"There are often traces of E. coli or fecal bacteria on the faucets and door handles because it’s hard to wash hands in the tiny sinks. And the volcanic flush of the commode tends to spew particles into the air, coating the floor and walls with whatever had been swirling around in it."
"After using the toilet, wash and dry your hands thoroughly, and use a paper towel to handle the toilet seat, lid, tap and doorknob. Put the lid down before you flush. If there’s no lid, turn your back to the toilet while flushing and beat a hasty retreat.""Transfer wet laundry to the dryer quickly so germs don’t multiply, wash underwear separately (there’s about a gram of feces in every pair of dirty underwear) and dry for at least 45 minutes. Wash your hands after laundering." [Ew. Ew. A gram?
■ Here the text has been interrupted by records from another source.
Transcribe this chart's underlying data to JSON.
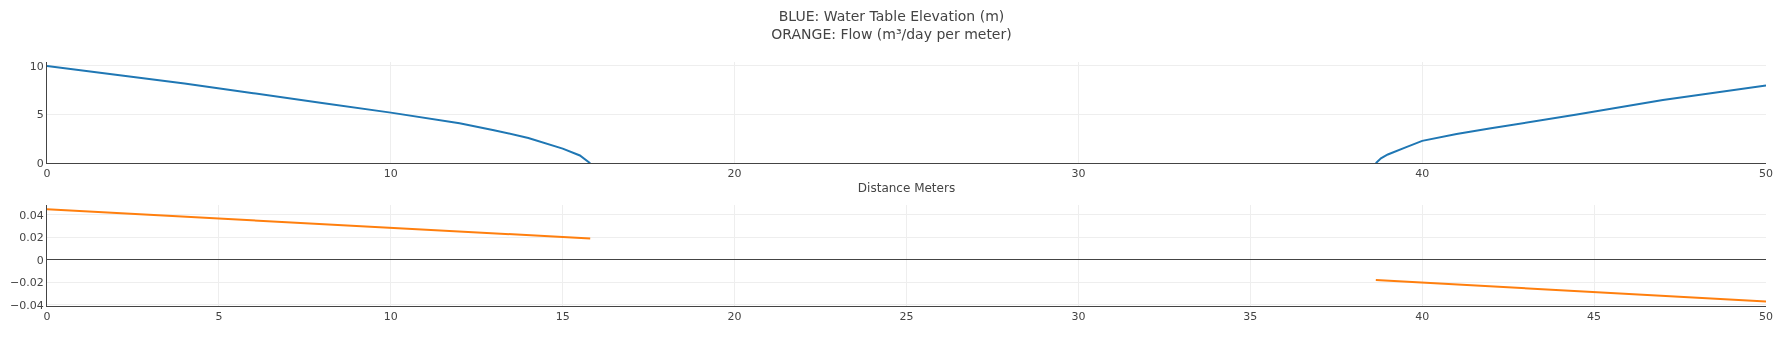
{
  "chart_data": [
    {
      "type": "line",
      "title": "BLUE: Water Table Elevation (m)\nORANGE: Flow (m³/day per meter)",
      "xlabel": "Distance Meters",
      "xlim": [
        0,
        50
      ],
      "xticks": [
        0,
        10,
        20,
        30,
        40,
        50
      ],
      "ylim": [
        0,
        10.4
      ],
      "yticks": [
        0,
        5,
        10
      ],
      "grid": true,
      "marker": "none",
      "line_style": "solid",
      "series": [
        {
          "color": "#1f77b4",
          "x": [
            0,
            2,
            4,
            6,
            8,
            10,
            12,
            13,
            14,
            15,
            15.5,
            15.8
          ],
          "values": [
            10,
            9.1,
            8.2,
            7.2,
            6.2,
            5.2,
            4.1,
            3.4,
            2.6,
            1.5,
            0.8,
            0
          ]
        },
        {
          "color": "#1f77b4",
          "x": [
            38.65,
            38.8,
            39,
            39.5,
            40,
            41,
            42,
            44.5,
            47,
            50
          ],
          "values": [
            0,
            0.5,
            0.9,
            1.6,
            2.3,
            3.0,
            3.6,
            5.0,
            6.5,
            8.0
          ]
        }
      ]
    },
    {
      "type": "line",
      "xlim": [
        0,
        50
      ],
      "xticks": [
        0,
        5,
        10,
        15,
        20,
        25,
        30,
        35,
        40,
        45,
        50
      ],
      "ylim": [
        -0.041,
        0.049
      ],
      "yticks": [
        -0.04,
        -0.02,
        0,
        0.02,
        0.04
      ],
      "grid": true,
      "marker": "none",
      "line_style": "solid",
      "series": [
        {
          "color": "#ff7f0e",
          "x": [
            0,
            15.8
          ],
          "values": [
            0.045,
            0.019
          ]
        },
        {
          "color": "#ff7f0e",
          "x": [
            38.65,
            50
          ],
          "values": [
            -0.018,
            -0.037
          ]
        }
      ]
    }
  ]
}
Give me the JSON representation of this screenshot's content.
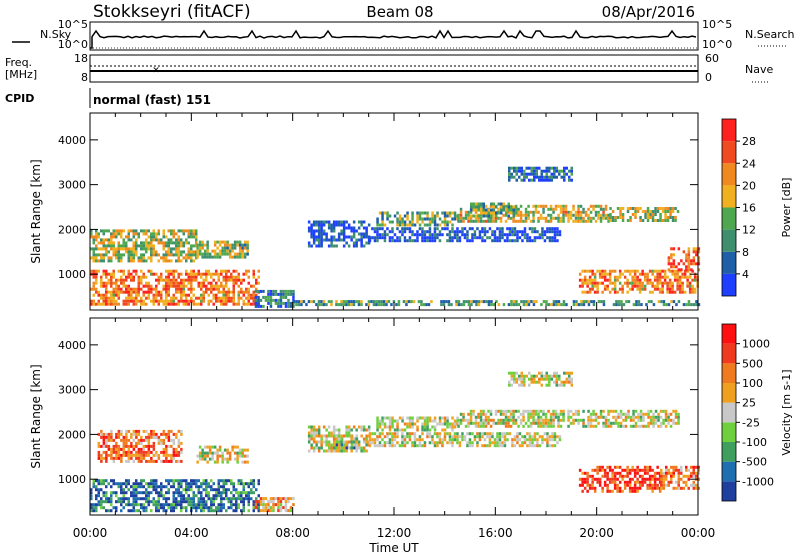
{
  "header": {
    "station": "Stokkseyri (fitACF)",
    "beam": "Beam 08",
    "date": "08/Apr/2016"
  },
  "aux_panels": {
    "nsky_label": "N.Sky",
    "nsky_ticks": [
      "10^5",
      "10^0"
    ],
    "nsearch_label": "N.Search",
    "nsearch_ticks": [
      "10^5",
      "10^0"
    ],
    "freq_label": "Freq.",
    "freq_unit": "[MHz]",
    "freq_ticks": [
      "18",
      "8"
    ],
    "nave_label": "Nave",
    "nave_ticks": [
      "60",
      "0"
    ],
    "cpid_label": "CPID",
    "cpid_value": "normal (fast) 151"
  },
  "colors": {
    "power": [
      "#1f3fff",
      "#1f5fa8",
      "#3f8f6f",
      "#4fa84f",
      "#f0b020",
      "#f08a20",
      "#f04a20",
      "#ff2020"
    ],
    "velocity": [
      "#1f3f9f",
      "#1f6fb0",
      "#3f9f5f",
      "#6fcf3f",
      "#c8c8c8",
      "#f0a020",
      "#f07a20",
      "#f03a20",
      "#ff1010"
    ]
  },
  "chart_data": [
    {
      "type": "heatmap",
      "title": "Power",
      "ylabel": "Slant Range [km]",
      "xlabel": "Time UT",
      "xlim": [
        "00:00",
        "24:00"
      ],
      "x_ticks": [
        "00:00",
        "04:00",
        "08:00",
        "12:00",
        "16:00",
        "20:00",
        "00:00"
      ],
      "ylim": [
        200,
        4600
      ],
      "y_ticks": [
        1000,
        2000,
        3000,
        4000
      ],
      "colorbar": {
        "label": "Power [dB]",
        "range": [
          0,
          32
        ],
        "ticks": [
          "4",
          "8",
          "12",
          "16",
          "20",
          "24",
          "28"
        ]
      },
      "regions": [
        {
          "t0": 0.0,
          "t1": 6.7,
          "r0": 300,
          "r1": 1100,
          "level": 0.72
        },
        {
          "t0": 0.0,
          "t1": 4.2,
          "r0": 1300,
          "r1": 2000,
          "level": 0.5
        },
        {
          "t0": 4.2,
          "t1": 6.2,
          "r0": 1400,
          "r1": 1750,
          "level": 0.45
        },
        {
          "t0": 6.5,
          "t1": 8.0,
          "r0": 300,
          "r1": 650,
          "level": 0.25
        },
        {
          "t0": 8.6,
          "t1": 11.0,
          "r0": 1600,
          "r1": 2200,
          "level": 0.15
        },
        {
          "t0": 11.0,
          "t1": 18.5,
          "r0": 1750,
          "r1": 2050,
          "level": 0.12
        },
        {
          "t0": 11.3,
          "t1": 14.5,
          "r0": 2100,
          "r1": 2400,
          "level": 0.4
        },
        {
          "t0": 14.5,
          "t1": 20.5,
          "r0": 2150,
          "r1": 2550,
          "level": 0.55
        },
        {
          "t0": 15.0,
          "t1": 16.8,
          "r0": 2300,
          "r1": 2600,
          "level": 0.4
        },
        {
          "t0": 16.5,
          "t1": 19.0,
          "r0": 3100,
          "r1": 3400,
          "level": 0.2
        },
        {
          "t0": 20.5,
          "t1": 23.2,
          "r0": 2200,
          "r1": 2500,
          "level": 0.5
        },
        {
          "t0": 19.3,
          "t1": 24.0,
          "r0": 600,
          "r1": 1100,
          "level": 0.7
        },
        {
          "t0": 22.8,
          "t1": 24.0,
          "r0": 1100,
          "r1": 1600,
          "level": 0.8
        },
        {
          "t0": 8.0,
          "t1": 24.0,
          "r0": 300,
          "r1": 420,
          "level": 0.35
        }
      ]
    },
    {
      "type": "heatmap",
      "title": "Velocity",
      "ylabel": "Slant Range [km]",
      "xlabel": "Time UT",
      "xlim": [
        "00:00",
        "24:00"
      ],
      "x_ticks": [
        "00:00",
        "04:00",
        "08:00",
        "12:00",
        "16:00",
        "20:00",
        "00:00"
      ],
      "ylim": [
        200,
        4600
      ],
      "y_ticks": [
        1000,
        2000,
        3000,
        4000
      ],
      "colorbar": {
        "label": "Velocity [m s-1]",
        "ticks": [
          "1000",
          "500",
          "100",
          "25",
          "-25",
          "-100",
          "-500",
          "-1000"
        ]
      },
      "regions": [
        {
          "t0": 0.0,
          "t1": 6.7,
          "r0": 300,
          "r1": 1000,
          "level": 0.15
        },
        {
          "t0": 0.3,
          "t1": 3.6,
          "r0": 1400,
          "r1": 2100,
          "level": 0.72
        },
        {
          "t0": 4.2,
          "t1": 6.2,
          "r0": 1400,
          "r1": 1750,
          "level": 0.5
        },
        {
          "t0": 6.5,
          "t1": 8.0,
          "r0": 300,
          "r1": 600,
          "level": 0.65
        },
        {
          "t0": 9.6,
          "t1": 10.5,
          "r0": 1700,
          "r1": 2000,
          "level": 0.25
        },
        {
          "t0": 8.6,
          "t1": 11.0,
          "r0": 1600,
          "r1": 2200,
          "level": 0.5
        },
        {
          "t0": 11.0,
          "t1": 18.5,
          "r0": 1750,
          "r1": 2050,
          "level": 0.5
        },
        {
          "t0": 11.3,
          "t1": 14.5,
          "r0": 2100,
          "r1": 2400,
          "level": 0.5
        },
        {
          "t0": 14.5,
          "t1": 23.2,
          "r0": 2150,
          "r1": 2550,
          "level": 0.5
        },
        {
          "t0": 16.5,
          "t1": 19.0,
          "r0": 3100,
          "r1": 3400,
          "level": 0.5
        },
        {
          "t0": 19.3,
          "t1": 22.5,
          "r0": 700,
          "r1": 1300,
          "level": 0.85
        },
        {
          "t0": 22.5,
          "t1": 24.0,
          "r0": 800,
          "r1": 1300,
          "level": 0.7
        }
      ]
    }
  ]
}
Never mind that the stat immediately calls to mind visuals of other substances usually weighed out in such units lurking in one's briefs; perhaps people should just put more effort into effective wiping habits rather than freaking out about the two-second transfer from washing machine to dryer.]
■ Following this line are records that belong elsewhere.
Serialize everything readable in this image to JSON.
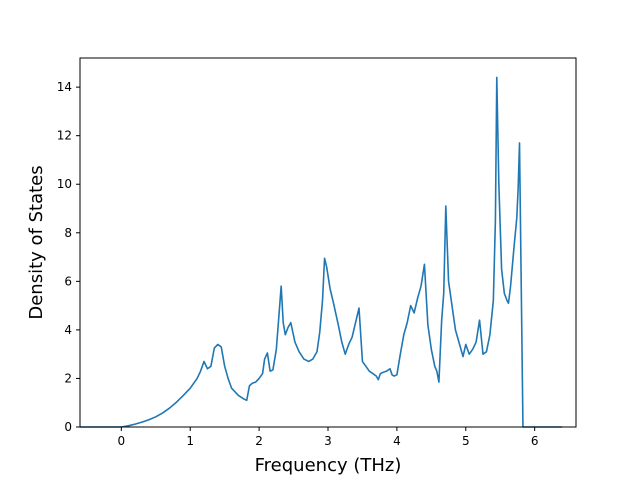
{
  "colors": {
    "line": "#1f77b4",
    "axis": "#000000",
    "background": "#ffffff"
  },
  "chart_data": {
    "type": "line",
    "title": "",
    "xlabel": "Frequency (THz)",
    "ylabel": "Density of States",
    "xlim": [
      -0.6,
      6.6
    ],
    "ylim": [
      0,
      15.2
    ],
    "xticks": [
      0,
      1,
      2,
      3,
      4,
      5,
      6
    ],
    "yticks": [
      0,
      2,
      4,
      6,
      8,
      10,
      12,
      14
    ],
    "grid": false,
    "legend": "none",
    "series": [
      {
        "x": [
          -0.6,
          -0.3,
          0.0,
          0.1,
          0.2,
          0.3,
          0.4,
          0.5,
          0.6,
          0.7,
          0.8,
          0.9,
          1.0,
          1.1,
          1.15,
          1.2,
          1.25,
          1.3,
          1.35,
          1.4,
          1.45,
          1.5,
          1.55,
          1.6,
          1.7,
          1.78,
          1.82,
          1.86,
          1.9,
          1.95,
          2.0,
          2.05,
          2.08,
          2.12,
          2.16,
          2.2,
          2.25,
          2.28,
          2.32,
          2.35,
          2.38,
          2.42,
          2.46,
          2.52,
          2.58,
          2.65,
          2.72,
          2.78,
          2.84,
          2.88,
          2.92,
          2.95,
          2.98,
          3.03,
          3.08,
          3.15,
          3.2,
          3.25,
          3.3,
          3.35,
          3.4,
          3.45,
          3.5,
          3.55,
          3.6,
          3.65,
          3.7,
          3.73,
          3.76,
          3.8,
          3.85,
          3.9,
          3.93,
          3.96,
          4.0,
          4.05,
          4.1,
          4.15,
          4.2,
          4.25,
          4.3,
          4.35,
          4.4,
          4.45,
          4.5,
          4.55,
          4.58,
          4.61,
          4.65,
          4.68,
          4.71,
          4.75,
          4.8,
          4.85,
          4.9,
          4.93,
          4.96,
          5.0,
          5.05,
          5.1,
          5.15,
          5.2,
          5.25,
          5.3,
          5.35,
          5.4,
          5.43,
          5.45,
          5.48,
          5.52,
          5.56,
          5.6,
          5.62,
          5.65,
          5.7,
          5.74,
          5.76,
          5.78,
          5.8,
          5.83,
          6.0,
          6.2,
          6.4
        ],
        "y": [
          0.0,
          0.0,
          0.0,
          0.05,
          0.12,
          0.2,
          0.3,
          0.42,
          0.58,
          0.78,
          1.02,
          1.3,
          1.6,
          2.0,
          2.3,
          2.7,
          2.4,
          2.5,
          3.25,
          3.4,
          3.3,
          2.5,
          2.0,
          1.6,
          1.3,
          1.15,
          1.1,
          1.7,
          1.8,
          1.85,
          2.0,
          2.2,
          2.8,
          3.05,
          2.3,
          2.35,
          3.2,
          4.3,
          5.8,
          4.3,
          3.8,
          4.1,
          4.3,
          3.5,
          3.1,
          2.8,
          2.7,
          2.8,
          3.1,
          3.9,
          5.2,
          6.95,
          6.6,
          5.7,
          5.1,
          4.2,
          3.5,
          3.0,
          3.4,
          3.7,
          4.3,
          4.9,
          2.7,
          2.5,
          2.3,
          2.2,
          2.1,
          1.95,
          2.2,
          2.25,
          2.3,
          2.4,
          2.15,
          2.1,
          2.15,
          3.0,
          3.8,
          4.3,
          5.0,
          4.7,
          5.3,
          5.8,
          6.7,
          4.2,
          3.2,
          2.5,
          2.3,
          1.85,
          4.4,
          5.5,
          9.1,
          6.0,
          5.0,
          4.0,
          3.5,
          3.2,
          2.9,
          3.4,
          3.0,
          3.2,
          3.5,
          4.4,
          3.0,
          3.1,
          3.8,
          5.2,
          8.5,
          14.4,
          10.0,
          6.5,
          5.5,
          5.2,
          5.1,
          5.8,
          7.4,
          8.6,
          9.8,
          11.7,
          7.0,
          0.0,
          0.0,
          0.0,
          0.0
        ]
      }
    ]
  }
}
"Many stores have dispensers with disinfectant wipes near the carts. If your store doesn’t, bring your own wipes and give the handle a quick swab. Or carry along a cart cover like the Grip-Guard or Healthy Handle." [OK, what the hell? I know I've been out of the States for a while, but seriously. It's come to this?]
"A recent study tested various surfaces for the cold virus after a group of sick people had stayed overnight and found the virus on the remote, door handles, light switches, pens and faucet handles.
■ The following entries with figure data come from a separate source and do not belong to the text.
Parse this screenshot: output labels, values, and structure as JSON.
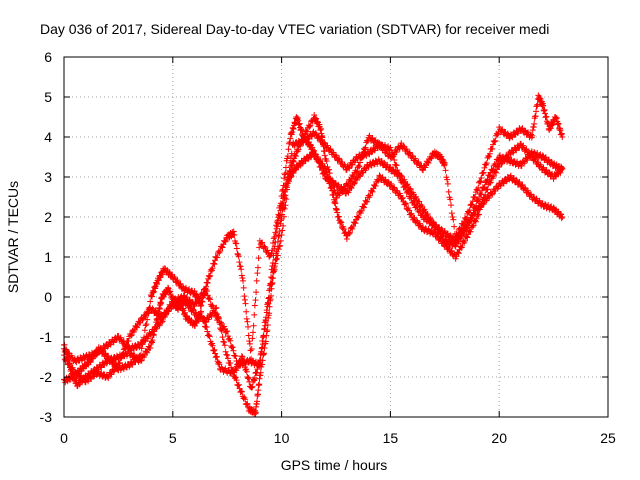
{
  "chart_data": {
    "type": "scatter",
    "title": "Day 036 of 2017, Sidereal Day-to-day VTEC variation (SDTVAR) for receiver medi",
    "xlabel": "GPS time / hours",
    "ylabel": "SDTVAR / TECUs",
    "xlim": [
      0,
      25
    ],
    "ylim": [
      -3,
      6
    ],
    "xticks": [
      "0",
      "5",
      "10",
      "15",
      "20",
      "25"
    ],
    "yticks": [
      "-3",
      "-2",
      "-1",
      "0",
      "1",
      "2",
      "3",
      "4",
      "5",
      "6"
    ],
    "grid": true,
    "marker": "+",
    "color": "#ff0000",
    "series": [
      {
        "points": [
          [
            0.0,
            -1.2
          ],
          [
            0.3,
            -1.8
          ],
          [
            0.6,
            -2.2
          ],
          [
            1.0,
            -2.0
          ],
          [
            1.5,
            -1.8
          ],
          [
            2.0,
            -1.6
          ],
          [
            2.5,
            -1.5
          ],
          [
            3.0,
            -1.4
          ],
          [
            3.5,
            -1.6
          ],
          [
            4.0,
            -1.2
          ],
          [
            4.3,
            -0.5
          ],
          [
            4.5,
            0.0
          ],
          [
            4.8,
            0.2
          ],
          [
            5.2,
            -0.3
          ],
          [
            5.5,
            -0.1
          ],
          [
            6.0,
            -0.4
          ],
          [
            6.5,
            -0.6
          ],
          [
            7.0,
            -0.3
          ],
          [
            7.5,
            -1.5
          ],
          [
            8.0,
            -2.2
          ],
          [
            8.5,
            -2.8
          ],
          [
            8.8,
            -2.9
          ],
          [
            9.0,
            -2.0
          ],
          [
            9.3,
            -1.0
          ],
          [
            9.6,
            0.5
          ],
          [
            10.0,
            2.0
          ],
          [
            10.3,
            3.0
          ],
          [
            10.6,
            3.5
          ],
          [
            11.0,
            4.0
          ],
          [
            11.3,
            3.8
          ],
          [
            11.6,
            3.5
          ],
          [
            12.0,
            3.2
          ],
          [
            12.3,
            2.7
          ],
          [
            12.6,
            2.0
          ],
          [
            13.0,
            1.5
          ],
          [
            13.5,
            2.0
          ],
          [
            14.0,
            2.5
          ],
          [
            14.5,
            3.0
          ],
          [
            15.0,
            2.8
          ],
          [
            15.5,
            2.5
          ],
          [
            16.0,
            2.0
          ],
          [
            16.5,
            1.7
          ],
          [
            17.0,
            1.6
          ],
          [
            17.5,
            1.3
          ],
          [
            18.0,
            1.0
          ],
          [
            18.5,
            1.5
          ],
          [
            19.0,
            2.0
          ],
          [
            19.5,
            2.8
          ],
          [
            20.0,
            3.3
          ],
          [
            20.5,
            3.6
          ],
          [
            21.0,
            3.8
          ],
          [
            21.5,
            3.5
          ],
          [
            22.0,
            3.2
          ],
          [
            22.5,
            3.0
          ],
          [
            22.9,
            3.2
          ]
        ]
      },
      {
        "points": [
          [
            0.0,
            -2.1
          ],
          [
            0.4,
            -2.0
          ],
          [
            0.8,
            -1.8
          ],
          [
            1.2,
            -1.6
          ],
          [
            1.6,
            -1.3
          ],
          [
            2.0,
            -1.5
          ],
          [
            2.5,
            -1.8
          ],
          [
            3.0,
            -1.7
          ],
          [
            3.5,
            -1.5
          ],
          [
            4.0,
            0.0
          ],
          [
            4.3,
            0.4
          ],
          [
            4.6,
            0.7
          ],
          [
            5.0,
            0.5
          ],
          [
            5.5,
            0.2
          ],
          [
            6.0,
            0.1
          ],
          [
            6.3,
            -0.2
          ],
          [
            6.6,
            0.4
          ],
          [
            7.0,
            1.0
          ],
          [
            7.5,
            1.5
          ],
          [
            7.8,
            1.6
          ],
          [
            8.2,
            0.5
          ],
          [
            8.6,
            -1.5
          ],
          [
            9.0,
            1.4
          ],
          [
            9.5,
            1.0
          ],
          [
            10.0,
            2.5
          ],
          [
            10.4,
            4.0
          ],
          [
            10.7,
            4.5
          ],
          [
            11.0,
            4.0
          ],
          [
            11.5,
            4.5
          ],
          [
            11.8,
            4.2
          ],
          [
            12.0,
            3.5
          ],
          [
            12.5,
            2.5
          ],
          [
            13.0,
            2.8
          ],
          [
            13.5,
            3.2
          ],
          [
            14.0,
            4.0
          ],
          [
            14.5,
            3.8
          ],
          [
            15.0,
            3.5
          ],
          [
            15.5,
            3.8
          ],
          [
            16.0,
            3.5
          ],
          [
            16.5,
            3.2
          ],
          [
            17.0,
            3.6
          ],
          [
            17.3,
            3.5
          ],
          [
            17.5,
            3.3
          ],
          [
            18.0,
            1.5
          ],
          [
            18.5,
            2.0
          ],
          [
            19.0,
            2.7
          ],
          [
            19.5,
            3.5
          ],
          [
            20.0,
            4.2
          ],
          [
            20.5,
            4.0
          ],
          [
            21.0,
            4.2
          ],
          [
            21.5,
            4.0
          ],
          [
            21.8,
            5.0
          ],
          [
            22.0,
            4.8
          ],
          [
            22.3,
            4.2
          ],
          [
            22.6,
            4.5
          ],
          [
            22.9,
            4.0
          ]
        ]
      },
      {
        "points": [
          [
            0.0,
            -1.5
          ],
          [
            0.5,
            -1.9
          ],
          [
            1.0,
            -2.1
          ],
          [
            1.5,
            -1.9
          ],
          [
            2.0,
            -2.0
          ],
          [
            2.5,
            -1.7
          ],
          [
            3.0,
            -1.0
          ],
          [
            3.5,
            -0.6
          ],
          [
            4.0,
            -0.3
          ],
          [
            4.5,
            -0.5
          ],
          [
            5.0,
            -0.2
          ],
          [
            5.3,
            -0.1
          ],
          [
            5.6,
            -0.5
          ],
          [
            6.0,
            -0.7
          ],
          [
            6.3,
            -0.4
          ],
          [
            6.8,
            -1.2
          ],
          [
            7.2,
            -1.8
          ],
          [
            7.8,
            -1.9
          ],
          [
            8.2,
            -1.5
          ],
          [
            8.6,
            -2.3
          ],
          [
            9.0,
            -1.6
          ],
          [
            9.4,
            0.0
          ],
          [
            9.8,
            1.8
          ],
          [
            10.2,
            2.8
          ],
          [
            10.6,
            3.2
          ],
          [
            11.0,
            3.4
          ],
          [
            11.5,
            3.6
          ],
          [
            12.0,
            3.0
          ],
          [
            12.5,
            2.8
          ],
          [
            13.0,
            2.6
          ],
          [
            13.5,
            3.0
          ],
          [
            14.0,
            3.3
          ],
          [
            14.5,
            3.4
          ],
          [
            15.0,
            3.2
          ],
          [
            15.5,
            3.0
          ],
          [
            16.0,
            2.6
          ],
          [
            16.5,
            2.2
          ],
          [
            17.0,
            1.8
          ],
          [
            17.5,
            1.6
          ],
          [
            18.0,
            1.4
          ],
          [
            18.5,
            1.8
          ],
          [
            19.0,
            2.2
          ],
          [
            19.5,
            2.5
          ],
          [
            20.0,
            2.8
          ],
          [
            20.5,
            3.0
          ],
          [
            21.0,
            2.8
          ],
          [
            21.5,
            2.5
          ],
          [
            22.0,
            2.3
          ],
          [
            22.5,
            2.2
          ],
          [
            22.9,
            2.0
          ]
        ]
      },
      {
        "points": [
          [
            0.0,
            -1.3
          ],
          [
            0.5,
            -1.6
          ],
          [
            1.0,
            -1.5
          ],
          [
            1.5,
            -1.4
          ],
          [
            2.0,
            -1.2
          ],
          [
            2.5,
            -1.0
          ],
          [
            3.0,
            -1.3
          ],
          [
            3.5,
            -1.2
          ],
          [
            4.0,
            -0.9
          ],
          [
            4.5,
            -0.6
          ],
          [
            5.0,
            -0.1
          ],
          [
            5.5,
            0.0
          ],
          [
            6.0,
            -0.2
          ],
          [
            6.5,
            0.2
          ],
          [
            7.0,
            -0.5
          ],
          [
            7.5,
            -0.9
          ],
          [
            8.0,
            -1.7
          ],
          [
            8.5,
            -1.6
          ],
          [
            9.0,
            -1.7
          ],
          [
            9.5,
            0.3
          ],
          [
            10.0,
            1.5
          ],
          [
            10.5,
            3.8
          ],
          [
            11.0,
            3.9
          ],
          [
            11.5,
            4.1
          ],
          [
            12.0,
            3.8
          ],
          [
            12.5,
            3.5
          ],
          [
            13.0,
            3.2
          ],
          [
            13.5,
            3.5
          ],
          [
            14.0,
            3.6
          ],
          [
            14.5,
            3.8
          ],
          [
            15.0,
            3.7
          ],
          [
            15.5,
            2.9
          ],
          [
            16.0,
            2.4
          ],
          [
            16.5,
            2.0
          ],
          [
            17.0,
            1.8
          ],
          [
            17.5,
            1.4
          ],
          [
            18.0,
            1.3
          ],
          [
            18.5,
            1.7
          ],
          [
            19.0,
            2.4
          ],
          [
            19.5,
            3.0
          ],
          [
            20.0,
            3.5
          ],
          [
            20.5,
            3.4
          ],
          [
            21.0,
            3.3
          ],
          [
            21.5,
            3.6
          ],
          [
            22.0,
            3.5
          ],
          [
            22.5,
            3.3
          ],
          [
            22.9,
            3.2
          ]
        ]
      }
    ]
  }
}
Reduce the risk: Clean the remote control, phone, clock radio, door handles and light switches with germicidal wipes."[Yeah, I'm glad we have the resources to conduct studies that can make the brilliant conclusion that "a group of sick people" contaminated a room they stayed in. And now everybody, run out to your local Wal-Mart and stock up on germicidal wipes. Since when was "germicidal wipe" even a term?]